China’s National Health Commission directed questions to the country’s drug regulator, the National Medical Products Administration. That agency did not respond to a request for comment.

In the meantime, hopes for a Chinese-developed mRNA vaccine center on Abogen Biosciences, a startup founded in 2019 by Bo Ying, an American-trained scientist who once worked for Moderna.

The company has partnered with more established companies in the country such as Walvax, a private company founded in 2001, and the Academy of Military Medical Sciences, the military’s medical research facility. Abogen has raised more than $1.7 billion since 2020.
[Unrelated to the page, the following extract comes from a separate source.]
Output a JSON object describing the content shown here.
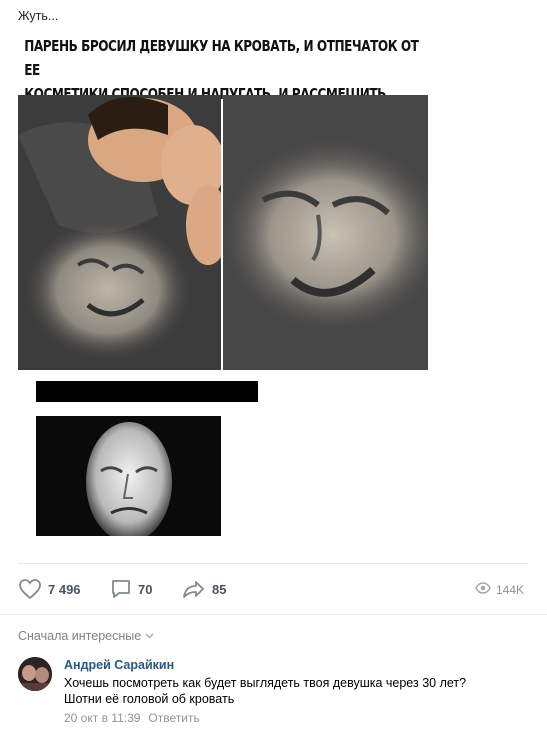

The company's vaccine candidate succeeded in eliciting an immune response in a small, preliminary test in humans designed to evaluate safety, according to a study published in the journal Lancet Microbe.

The results were “promising,” said Dr. Vineeta Bal, who studies immune systems at the Indian Institute of Science Education and Research in Pune, India, although a direct comparison of the immune response triggered by the Abogen shot with that triggered by the Pfizer and Moderna vaccines would have helped scientists better evaluate its performance.

The large studies that are needed to show whether the shot works to prevent infections or symptoms have not been completed. Abogen did not respond to requests for an interview.

Even if the studies can be completed and the vaccine proves effective, manufacturing the millions of doses required will be a challenge, experts say. Abogen built a manufacturing facility in December 2020 with a projected capacity of up to 120 million doses a year. China's population is more than 10 times that number.

Manufacturing the vaccine and ensuring quality at scale will be a difficult hurdle to clear because mRNA is still a new technology, said Scott Wheelwright, chief operating officer at BioInno Bioscience, a Chinese biopharmaceutical contract manufacturer that has held conversations with Abogen.

In the meantime, Chen, the Yale health policy expert, said the Chinese government should better protect its older population by both approving the Pfizer vaccine and encouraging booster shots.

Chen said the change from “zero COVID” does not have to be all or nothing.

“I don’t think there are only two solutions," he said, "and we can stick to a middle ground.”